Отзыв мой строг. Я пробую объяснить юноше, что беда не в технике: технически стихи оснащены неплохо. Но это чистая версификация, я не чувствую в ней дыхания жизни поэтов. Указываю, впрочем, достаточно придирчиво (менторски) и на некоторые недочеты технического порядка. Автор в жестокой обиде.

– Надя, – упрекает он, – вы нарочно говорите очень громко (это я-то с моим слабеньким голосом!) и поглядываете все на Есенина, чтоб он оценил, как вы умно разбираете стихи!

Я еле сдерживаю смех: вот как понято наше переглядывание! Отмечаю про себя, что моя влюбленность еще не породила устойчивой сплетни. И чтоб успокоить друга (я искренне считала Веню другом), соглашаюсь выйти с ним минут на десять на воздух. В зале и впрямь душно.

Я в этот вечер – жаркий летний вечер двадцатого года – особенно явственно ощутила себя против Есенина девчонкой: такая же невзрослая девчонка, как Веня Зильбер кажется мальчиком против меня…

Наша «ложа»

Есенин вернулся из поездки по Украине: побывал в Харькове (в двадцатом году – столице республики), в других городах. За это время в Москве много нового. Открылась Литературная студия Наркомпроса, где читают Вячеслав Иванов, Андрей Белый, щедро делясь с молодежью наблюдениями и навыками… Приехала из Одессы шалая и очень даровитая поэтесса Аделина Адалис – Айя, как она себя зовет… Кружит головы молодежи доморощенная Аспасия – поэтесса Наталья Бенар. А у меня главная новость – приезд сестры, преспокойно водворившейся ко мне в комнату. Есенин стесняется при ней заходить ко мне, но, проводив до дому, не спешит проститься. Я живу на четвертом этаже. Медленно поднимаемся по отличной пологой лестнице. Третий этаж. Здесь усаживаемся на широком, низком подоконнике. Точно в ложе. И ведем нескончаемый разговор. Так уже много вечеров подряд.

Сегодня изливаюсь я. Жаркая исповедь – и упорное сопротивление ласке.

– Говори, говори! Мне радостно слушать, когда тебя вот так прорвет!

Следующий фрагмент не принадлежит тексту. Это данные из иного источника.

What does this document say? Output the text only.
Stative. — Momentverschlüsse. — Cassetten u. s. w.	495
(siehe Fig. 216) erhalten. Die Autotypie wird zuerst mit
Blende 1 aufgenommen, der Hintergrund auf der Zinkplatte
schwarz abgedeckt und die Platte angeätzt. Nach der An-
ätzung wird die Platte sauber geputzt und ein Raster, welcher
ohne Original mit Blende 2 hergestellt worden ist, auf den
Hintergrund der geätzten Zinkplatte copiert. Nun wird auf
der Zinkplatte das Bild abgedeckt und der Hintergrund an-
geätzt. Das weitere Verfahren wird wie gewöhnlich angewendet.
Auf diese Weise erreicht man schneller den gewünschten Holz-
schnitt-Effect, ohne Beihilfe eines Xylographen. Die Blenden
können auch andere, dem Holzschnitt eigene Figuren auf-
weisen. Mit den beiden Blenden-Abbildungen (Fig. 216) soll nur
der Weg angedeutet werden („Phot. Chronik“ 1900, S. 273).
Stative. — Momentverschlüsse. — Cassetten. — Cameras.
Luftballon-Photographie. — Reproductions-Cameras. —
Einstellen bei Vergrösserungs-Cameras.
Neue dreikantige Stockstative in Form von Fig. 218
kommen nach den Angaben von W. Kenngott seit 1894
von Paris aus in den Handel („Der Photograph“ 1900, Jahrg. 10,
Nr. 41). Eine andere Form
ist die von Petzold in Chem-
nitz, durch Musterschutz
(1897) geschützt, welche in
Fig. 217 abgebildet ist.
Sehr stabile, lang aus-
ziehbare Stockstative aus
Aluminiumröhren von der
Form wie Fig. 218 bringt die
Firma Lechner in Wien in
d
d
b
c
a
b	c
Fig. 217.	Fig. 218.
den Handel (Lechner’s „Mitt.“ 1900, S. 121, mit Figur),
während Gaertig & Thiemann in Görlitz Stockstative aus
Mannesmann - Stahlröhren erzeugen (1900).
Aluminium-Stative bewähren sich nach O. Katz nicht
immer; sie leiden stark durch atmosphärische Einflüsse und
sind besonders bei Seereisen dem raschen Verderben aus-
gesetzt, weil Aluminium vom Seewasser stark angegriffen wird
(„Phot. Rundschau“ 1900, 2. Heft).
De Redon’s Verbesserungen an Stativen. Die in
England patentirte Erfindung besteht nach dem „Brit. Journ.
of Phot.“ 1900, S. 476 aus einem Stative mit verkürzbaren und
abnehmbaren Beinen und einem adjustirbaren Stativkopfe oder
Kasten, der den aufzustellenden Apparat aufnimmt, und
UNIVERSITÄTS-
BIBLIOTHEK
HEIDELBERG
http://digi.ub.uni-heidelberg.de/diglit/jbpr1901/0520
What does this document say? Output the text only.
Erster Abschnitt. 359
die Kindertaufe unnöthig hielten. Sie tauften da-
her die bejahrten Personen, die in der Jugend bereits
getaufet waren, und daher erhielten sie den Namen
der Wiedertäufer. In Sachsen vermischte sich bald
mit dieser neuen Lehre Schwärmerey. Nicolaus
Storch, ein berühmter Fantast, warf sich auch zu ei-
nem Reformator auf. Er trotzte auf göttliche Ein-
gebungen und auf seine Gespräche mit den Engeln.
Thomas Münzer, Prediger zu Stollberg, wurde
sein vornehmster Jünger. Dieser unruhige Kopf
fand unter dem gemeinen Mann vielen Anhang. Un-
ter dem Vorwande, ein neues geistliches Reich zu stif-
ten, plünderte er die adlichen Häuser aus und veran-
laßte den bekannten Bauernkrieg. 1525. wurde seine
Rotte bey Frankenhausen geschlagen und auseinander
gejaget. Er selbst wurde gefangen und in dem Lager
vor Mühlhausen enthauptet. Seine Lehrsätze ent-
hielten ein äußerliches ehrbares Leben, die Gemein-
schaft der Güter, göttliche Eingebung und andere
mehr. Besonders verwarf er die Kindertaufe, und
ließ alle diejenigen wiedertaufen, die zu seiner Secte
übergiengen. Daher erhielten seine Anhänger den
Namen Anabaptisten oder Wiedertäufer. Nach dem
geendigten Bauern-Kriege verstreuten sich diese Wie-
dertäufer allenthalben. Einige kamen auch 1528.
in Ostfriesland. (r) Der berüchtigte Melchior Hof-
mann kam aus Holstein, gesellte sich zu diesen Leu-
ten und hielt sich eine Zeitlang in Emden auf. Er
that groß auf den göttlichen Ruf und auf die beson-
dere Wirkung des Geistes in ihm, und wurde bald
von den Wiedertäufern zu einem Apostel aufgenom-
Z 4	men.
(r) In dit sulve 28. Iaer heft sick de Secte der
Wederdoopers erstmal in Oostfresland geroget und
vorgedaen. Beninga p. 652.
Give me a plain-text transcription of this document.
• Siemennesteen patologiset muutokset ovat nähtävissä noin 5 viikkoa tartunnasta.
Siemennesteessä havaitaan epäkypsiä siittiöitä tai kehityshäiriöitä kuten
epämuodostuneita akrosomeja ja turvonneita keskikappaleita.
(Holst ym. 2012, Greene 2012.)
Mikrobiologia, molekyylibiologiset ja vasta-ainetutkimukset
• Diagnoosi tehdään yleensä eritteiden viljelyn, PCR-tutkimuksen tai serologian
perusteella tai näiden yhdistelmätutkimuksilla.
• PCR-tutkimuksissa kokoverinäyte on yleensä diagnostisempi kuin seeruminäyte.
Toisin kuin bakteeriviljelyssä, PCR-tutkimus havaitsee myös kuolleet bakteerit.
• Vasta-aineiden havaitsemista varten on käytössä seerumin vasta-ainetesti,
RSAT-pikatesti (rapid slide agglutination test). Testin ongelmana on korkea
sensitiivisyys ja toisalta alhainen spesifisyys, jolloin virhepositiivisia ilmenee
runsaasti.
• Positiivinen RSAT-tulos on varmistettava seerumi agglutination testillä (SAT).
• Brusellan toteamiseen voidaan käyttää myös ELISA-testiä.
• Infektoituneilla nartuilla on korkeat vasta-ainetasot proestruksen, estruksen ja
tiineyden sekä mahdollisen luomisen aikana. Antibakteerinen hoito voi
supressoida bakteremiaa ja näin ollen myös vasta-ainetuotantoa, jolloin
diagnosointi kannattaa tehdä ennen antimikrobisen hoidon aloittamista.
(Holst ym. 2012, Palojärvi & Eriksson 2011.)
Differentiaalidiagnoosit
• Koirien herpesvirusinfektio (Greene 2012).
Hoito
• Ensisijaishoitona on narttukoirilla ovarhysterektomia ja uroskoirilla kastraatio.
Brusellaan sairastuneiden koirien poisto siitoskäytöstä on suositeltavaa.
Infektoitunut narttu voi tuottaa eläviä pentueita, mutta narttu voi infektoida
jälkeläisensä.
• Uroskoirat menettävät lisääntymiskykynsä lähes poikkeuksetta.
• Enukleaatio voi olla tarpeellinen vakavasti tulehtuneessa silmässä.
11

Думаю: еще бы! Ведь я ему говорю о нем. Не только о моей любви – о нем! Мысленно отмечаю это редкое между нами «ты». И вдруг с удивлением вижу на глазах Есенина слезы.

А я, как будто в ласке, но, сдерживая ласку, зажала его ладони в своих:

– Что, сердитесь на меня? Больше никогда и не заглянете?

– Нет, почему же. Может быть, так и лучше…

И, помолчав, добавляет:

– В неутоленности тоже есть счастье.

Появляется Бениславская

Память говорит: три двадцатки. Двадцатый год, двадцатое сентября, двадцать градусов мороза.

Впрочем, по градуснику никто не сверялся – это по агентству ОГГ – «один гражданин говорил…».

Верно то, что я, едва приехала из Кисловодска – и сразу вместо бабьего лета угодила в зимнюю стужу. Лег снег, завернул мороз – и без оттепелей, без послаблений зима вступила в свои права. Москвичи поначалу шутили: «Живм, как в раю – ходим голые, едим яблоки». Но стало не до шуток. Накручиваем на себя что потеплей, а сочную антоновку сменила коричневая «рязань».

Я больна. Паратиф. Температура за сорок. В жару слагаю стихи, и они мне кажутся неизмеримо лучше всего, что писала раньше. На пятый примерно день зашел меня проведать Яков Семенович Шихман (в будущем прозаик Я. Рыкачев), заставил мою сестру принять от него деньги взаймы да принес кое-какую снедь. Поражен, что при такой температуре (40,8°) я в полном сознании, только слишком много говорю – много и возбужденно. Прощаясь, он что-то шепнул сестре, скрывая от меня. Но Люба тут же мне выложила: Есенина забрали. Провалялась я недели две.

Как встала, я каждый вечер захожу в СОПО узнать, что слышно о Есенине. Отвечают мне неохотно и не очень правдиво. Или это мне вообразилось – со страху за Есенина? Время бурное, тут и без вины пропасть недолго!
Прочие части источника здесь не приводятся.